Byłem szczęśliwy, gdy moja córka poślubiła mężczyznę z zamożnej rodziny. Ale nigdy nie mogłam sobie wyobrazić, że pieniądze zmienią ją nie do poznania. W wieku 43 lat doświadczyłam cudu, narodzin naszej córki, późnego błogosławieństwa, które wraz z mężem pielęgnowaliśmy. Opiekowaliśmy się nią, zapewniając jej wszystko, co mogliśmy, mimo że musiałam pracować na dwa etaty z powodu niskich zarobków. Niestety, mój mąż nie wytrzymał napięcia i zmarł w wieku 50 lat, pozostawiając mnie ze wszystkimi obowiązkami. Nasza córka, Vira, dorastała skromnie i pracowicie, osiągając doskonałe wyniki w nauce i nie zazdroszcząc innym. Marzenie Very o zostaniu tłumaczem zostało pokrzyżowane przez trudności finansowe, więc ukończyła studia pedagogiczne.
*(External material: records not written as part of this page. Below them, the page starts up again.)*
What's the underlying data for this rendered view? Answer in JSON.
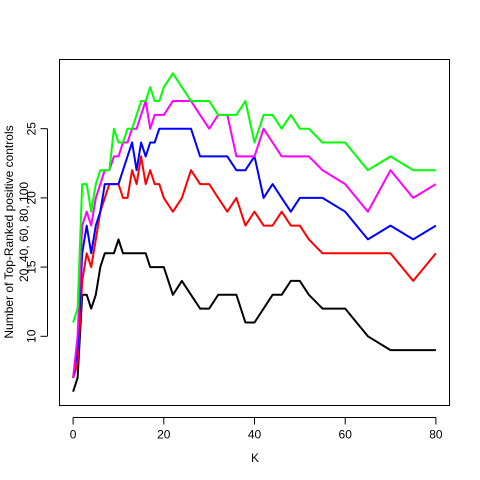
{
  "chart_data": {
    "type": "line",
    "title": "",
    "xlabel": "K",
    "ylabel_lines": [
      "Number of Top-Ranked positive controls",
      "20, 40, 60, 80, 100"
    ],
    "xlim": [
      -3,
      83
    ],
    "ylim": [
      5,
      30
    ],
    "xticks": [
      0,
      20,
      40,
      60,
      80
    ],
    "yticks": [
      10,
      15,
      20,
      25
    ],
    "grid": false,
    "legend": "none",
    "series": [
      {
        "color": "#000000",
        "x": [
          0,
          1,
          2,
          3,
          4,
          5,
          6,
          7,
          8,
          9,
          10,
          11,
          12,
          13,
          14,
          15,
          16,
          17,
          18,
          19,
          20,
          22,
          24,
          26,
          28,
          30,
          32,
          34,
          36,
          38,
          40,
          42,
          44,
          46,
          48,
          50,
          52,
          55,
          60,
          65,
          70,
          75,
          80
        ],
        "y": [
          6,
          7,
          13,
          13,
          12,
          13,
          15,
          16,
          16,
          16,
          17,
          16,
          16,
          16,
          16,
          16,
          16,
          15,
          15,
          15,
          15,
          13,
          14,
          13,
          12,
          12,
          13,
          13,
          13,
          11,
          11,
          12,
          13,
          13,
          14,
          14,
          13,
          12,
          12,
          10,
          9,
          9,
          9
        ]
      },
      {
        "color": "#ff0000",
        "x": [
          0,
          1,
          2,
          3,
          4,
          5,
          6,
          7,
          8,
          9,
          10,
          11,
          12,
          13,
          14,
          15,
          16,
          17,
          18,
          19,
          20,
          22,
          24,
          26,
          28,
          30,
          32,
          34,
          36,
          38,
          40,
          42,
          44,
          46,
          48,
          50,
          52,
          55,
          60,
          65,
          70,
          75,
          80
        ],
        "y": [
          7,
          8,
          14,
          16,
          15,
          17,
          19,
          20,
          21,
          21,
          21,
          20,
          20,
          22,
          21,
          23,
          21,
          22,
          21,
          21,
          20,
          19,
          20,
          22,
          21,
          21,
          20,
          19,
          20,
          18,
          19,
          18,
          18,
          19,
          18,
          18,
          17,
          16,
          16,
          16,
          16,
          14,
          16
        ]
      },
      {
        "color": "#0000ff",
        "x": [
          0,
          1,
          2,
          3,
          4,
          5,
          6,
          7,
          8,
          9,
          10,
          11,
          12,
          13,
          14,
          15,
          16,
          17,
          18,
          19,
          20,
          22,
          24,
          26,
          28,
          30,
          32,
          34,
          36,
          38,
          40,
          42,
          44,
          46,
          48,
          50,
          52,
          55,
          60,
          65,
          70,
          75,
          80
        ],
        "y": [
          7,
          9,
          16,
          18,
          16,
          18,
          19,
          21,
          21,
          21,
          21,
          22,
          23,
          24,
          22,
          24,
          23,
          24,
          24,
          25,
          25,
          25,
          25,
          25,
          23,
          23,
          23,
          23,
          22,
          22,
          23,
          20,
          21,
          20,
          19,
          20,
          20,
          20,
          19,
          17,
          18,
          17,
          18
        ]
      },
      {
        "color": "#ff00ff",
        "x": [
          0,
          1,
          2,
          3,
          4,
          5,
          6,
          7,
          8,
          9,
          10,
          11,
          12,
          13,
          14,
          15,
          16,
          17,
          18,
          19,
          20,
          22,
          24,
          26,
          28,
          30,
          32,
          34,
          36,
          38,
          40,
          42,
          44,
          46,
          48,
          50,
          52,
          55,
          60,
          65,
          70,
          75,
          80
        ],
        "y": [
          7,
          10,
          18,
          19,
          18,
          20,
          21,
          22,
          22,
          23,
          23,
          24,
          24,
          25,
          25,
          26,
          27,
          25,
          26,
          26,
          26,
          27,
          27,
          27,
          26,
          25,
          26,
          26,
          23,
          23,
          23,
          25,
          24,
          23,
          23,
          23,
          23,
          22,
          21,
          19,
          22,
          20,
          21
        ]
      },
      {
        "color": "#00ff00",
        "x": [
          0,
          1,
          2,
          3,
          4,
          5,
          6,
          7,
          8,
          9,
          10,
          11,
          12,
          13,
          14,
          15,
          16,
          17,
          18,
          19,
          20,
          22,
          24,
          26,
          28,
          30,
          32,
          34,
          36,
          38,
          40,
          42,
          44,
          46,
          48,
          50,
          52,
          55,
          60,
          65,
          70,
          75,
          80
        ],
        "y": [
          11,
          12,
          21,
          21,
          19,
          21,
          22,
          22,
          22,
          25,
          24,
          24,
          25,
          25,
          26,
          27,
          27,
          28,
          27,
          27,
          28,
          29,
          28,
          27,
          27,
          27,
          26,
          26,
          26,
          27,
          24,
          26,
          26,
          25,
          26,
          25,
          25,
          24,
          24,
          22,
          23,
          22,
          22
        ]
      }
    ]
  }
}
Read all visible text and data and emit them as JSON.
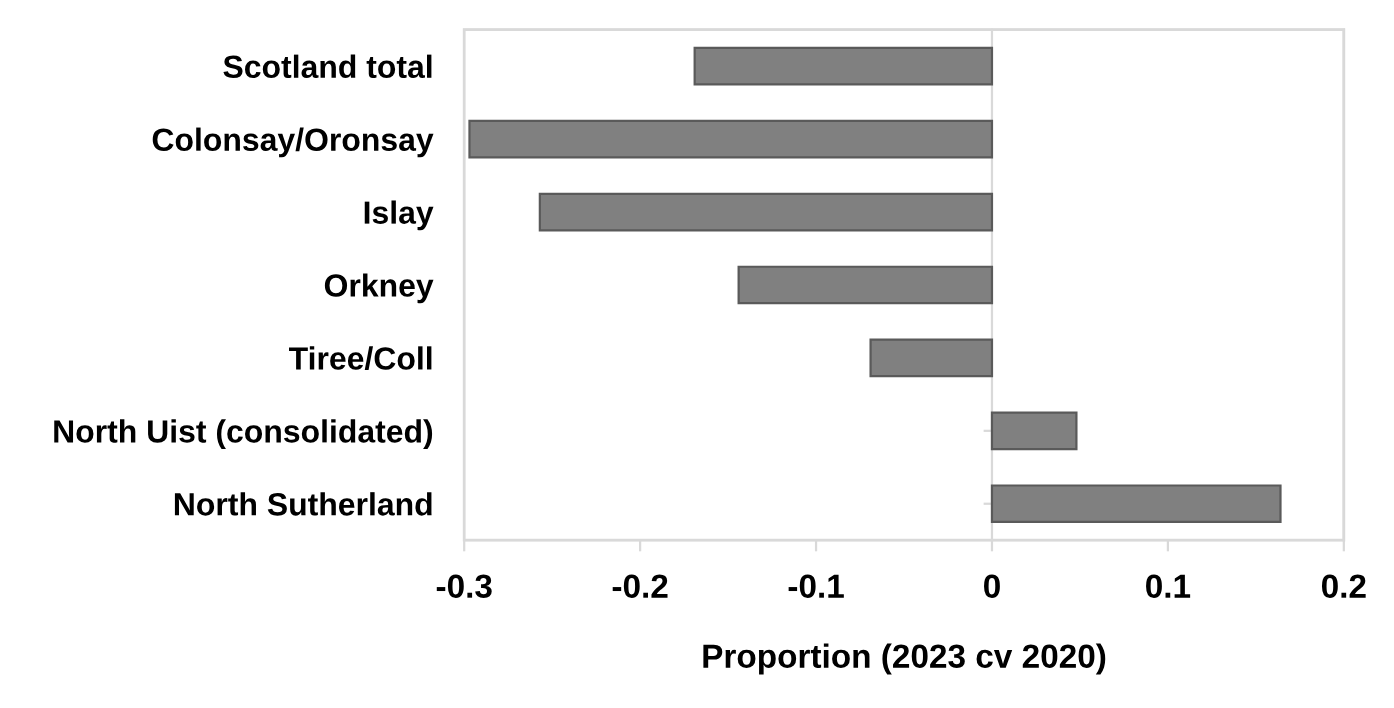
{
  "chart_data": {
    "type": "bar",
    "orientation": "horizontal",
    "xlabel": "Proportion (2023 cv 2020)",
    "categories": [
      "Scotland total",
      "Colonsay/Oronsay",
      "Islay",
      "Orkney",
      "Tiree/Coll",
      "North Uist (consolidated)",
      "North Sutherland"
    ],
    "values": [
      -0.169,
      -0.297,
      -0.257,
      -0.144,
      -0.069,
      0.048,
      0.164
    ],
    "color": "#808080",
    "xlim": [
      -0.3,
      0.2
    ],
    "xticks": [
      -0.3,
      -0.2,
      -0.1,
      0,
      0.1,
      0.2
    ],
    "legend": false
  }
}
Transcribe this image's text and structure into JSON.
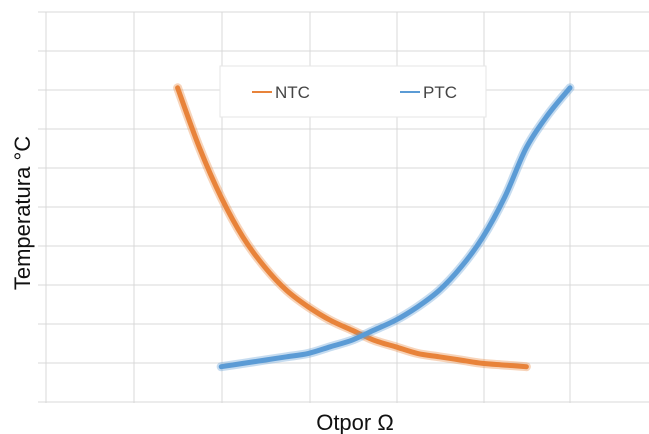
{
  "chart_data": {
    "type": "line",
    "title": "",
    "xlabel": "Otpor Ω",
    "ylabel": "Temperatura  °C",
    "grid": true,
    "legend_position": "top-center",
    "xlim": [
      0,
      100
    ],
    "ylim": [
      0,
      100
    ],
    "series": [
      {
        "name": "NTC",
        "color": "#e8833a",
        "x": [
          10,
          15,
          20,
          25,
          30,
          35,
          40,
          45,
          50,
          55,
          60,
          65,
          70,
          75,
          80,
          85,
          90
        ],
        "y": [
          88,
          70,
          55,
          43,
          34,
          27,
          22,
          18,
          15,
          12,
          10,
          8,
          7,
          6,
          5,
          4.5,
          4
        ]
      },
      {
        "name": "PTC",
        "color": "#5b9bd5",
        "x": [
          20,
          25,
          30,
          35,
          40,
          45,
          50,
          55,
          60,
          65,
          70,
          75,
          80,
          85,
          90,
          95,
          100
        ],
        "y": [
          4,
          5,
          6,
          7,
          8,
          10,
          12,
          15,
          18,
          22,
          27,
          34,
          43,
          55,
          70,
          80,
          88
        ]
      }
    ]
  }
}
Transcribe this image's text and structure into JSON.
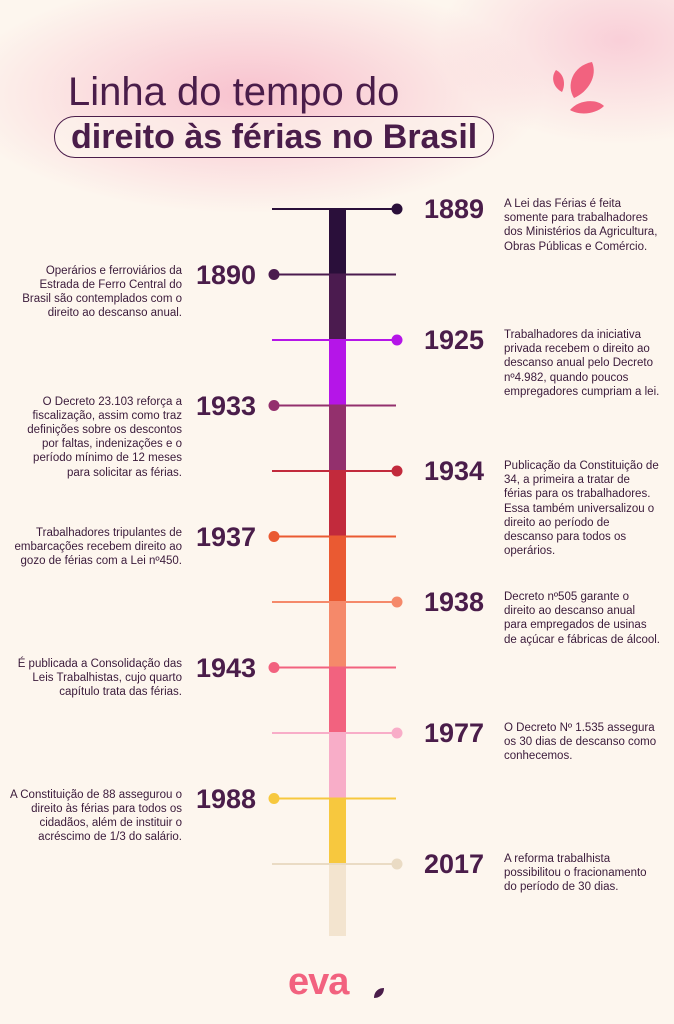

Aby mnie utrzymać, pracowała w sklepie, gdzie poznała Oleha, swojego przyszłego męża. Zaopiekował się nią i zamieszkali razem, zanim zdecydowali się pobrać. Z powodu problemów zdrowotnych przegapiłem ich ślub i spędziłem dwa tygodnie w szpitalu. Życie Very i Olega szybko się poprawiło dzięki wsparciu finansowemu rodziców mojego szwagra. Otrzymali w prezencie mieszkanie i fundusze na budowę domu. Zbliżając się do emerytury, nie mogłem już pracować z powodów zdrowotnych. Żyłem skromnie z emerytury,
Zawsze starałem się dawać moim dzieciom przemyślane prezenty. Ale pewnego dnia Vera wyraziła swoje rozczarowanie moim brakiem wkładu finansowego w porównaniu do jej teściów. Z sercem w piersi zaoferowałem jej wszystkie moje oszczędności, ale odrzuciła je jako nieistotne. Rozpłakałem się, zdając sobie sprawę, że szybko przystosowała się do innego stylu życia i przestała doceniać moje poświęcenie. Nasze relacje stały się bardzo napięte. Vera rzadko się ze mną komunikuje. Czuję się niepotrzebny i zdenerwowany jej materialistyczną postawą, zastanawiając się, czy jej teściowie wpłynęli na tę zmianę, czy też zawsze była ona częścią niej.